Cumhurbaşkanlığı Hükümet Sistemi tartışılırken, en sakıncalı yanının bu kadar çok yetkisi olan bir Cumhurbaşkanı'nın “siyasi partiye üye/yönetici olması” olacağını yazıp söylemiştim. Ne yazık ki haklı çıktım.
Recep Tayyip Erdoğan, yeni sistemin ilk Cumhurbaşkanı olarak AK Parti Genel Başkanı sıfatını korudu ve ne yazık ki “AK Parti Genel Başkanı” şapkasıyla “Cumhurbaşkanı” şapkasını sürekli karıştırdı, karıştırmaya da devam ediyor.
Erdoğan'ın şapkalarını karıştırma durumu sadece kürsüden muhalefet partilerini hedef tahtasına koymasıyla, o partilerin seçmenlerini incitmesiyle gerçekleşmiyor, aynı zamanda farklı partilerin seçmenlerini cezalandıran icraatlarıyla da karşımıza çıkıyor.
Cumhurbaşkanı Erdoğan, 23 Aralık 2021 günü AK Parti Yerel Yönetimler Başkanlığı'nca Ankara/Kızılcahamam'da düzenlenen “Belediye Başkanları İstişare ve Değerlendirme Toplantısı”na katılmış ve “Hiçbir ayrım yapmadan hizmet eden, eser üreten, yatırım yapan her belediyeyi destekledik, destekliyoruz” dedi.

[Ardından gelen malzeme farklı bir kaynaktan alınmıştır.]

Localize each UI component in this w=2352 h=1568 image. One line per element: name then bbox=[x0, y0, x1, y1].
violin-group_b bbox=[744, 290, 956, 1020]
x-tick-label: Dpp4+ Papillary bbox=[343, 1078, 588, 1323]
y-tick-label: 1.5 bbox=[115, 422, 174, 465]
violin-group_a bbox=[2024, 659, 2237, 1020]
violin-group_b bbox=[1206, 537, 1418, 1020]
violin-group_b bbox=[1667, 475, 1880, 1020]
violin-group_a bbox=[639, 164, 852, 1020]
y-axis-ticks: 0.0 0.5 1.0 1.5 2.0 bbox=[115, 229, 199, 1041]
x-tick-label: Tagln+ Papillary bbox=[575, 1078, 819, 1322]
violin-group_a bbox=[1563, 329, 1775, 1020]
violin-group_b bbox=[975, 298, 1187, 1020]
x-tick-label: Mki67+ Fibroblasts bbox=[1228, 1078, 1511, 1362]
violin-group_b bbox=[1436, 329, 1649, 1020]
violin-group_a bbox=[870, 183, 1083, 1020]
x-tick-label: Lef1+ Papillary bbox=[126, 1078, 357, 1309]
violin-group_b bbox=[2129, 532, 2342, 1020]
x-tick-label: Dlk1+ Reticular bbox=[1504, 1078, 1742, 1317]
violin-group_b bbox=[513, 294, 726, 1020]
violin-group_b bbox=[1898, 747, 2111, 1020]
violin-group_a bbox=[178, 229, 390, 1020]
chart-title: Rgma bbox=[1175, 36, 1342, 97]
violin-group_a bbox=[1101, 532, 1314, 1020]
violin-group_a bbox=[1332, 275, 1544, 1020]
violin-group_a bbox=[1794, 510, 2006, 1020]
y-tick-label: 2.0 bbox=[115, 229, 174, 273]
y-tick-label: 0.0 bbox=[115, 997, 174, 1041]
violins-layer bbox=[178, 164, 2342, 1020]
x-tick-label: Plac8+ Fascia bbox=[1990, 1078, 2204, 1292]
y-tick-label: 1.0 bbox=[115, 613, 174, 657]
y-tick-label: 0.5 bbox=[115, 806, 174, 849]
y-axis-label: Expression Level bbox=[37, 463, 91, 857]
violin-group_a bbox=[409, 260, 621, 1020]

Bu toplantıya ve taahhüde ilişkin çok şey söylenebilir ama biz öncelikle şu iki unsura dikkat çekmek zorundayız:
– Bir ülkenin Cumhurbaşkanının, (her belediye aynı zamanda bir kamu kurumu, her belediye başkanı halkın oylarıyla seçilmiş bir kamu görevlisi olmasına karşın) sadece bir partinin belediye başkanlarıyla bir araya gelmesi zaten tuhaf bir durum.
– “Her belediyeyi destekledik, destekliyoruz” sözü geçerliyse Cumhurbaşkanı belediyeler arasında “iktidar” ya da “muhalefet” belediyesi diye ayrımcılık yapmaz.
Biliyorsunuz, 11 Büyükşehir Belediyesi de dahil, bir çok muhalefet belediyesi var ve 40 milyon kişi (ülke nüfusunun yarısı) muhalefet partilerine mensup insanların “Başkan” olduğu kentlerde yaşıyor.
Bu belediyeler, zaten yurt içinde kaynak bulmakta zorlanıyorlar. Kamu bankaları bu belediyelere kredi vermediği gibi bu belediyelerin dışarıdan bulduğu kredileri dahi eski alacaklarına karşı yandaş müteahhitlere aktarabiliyor.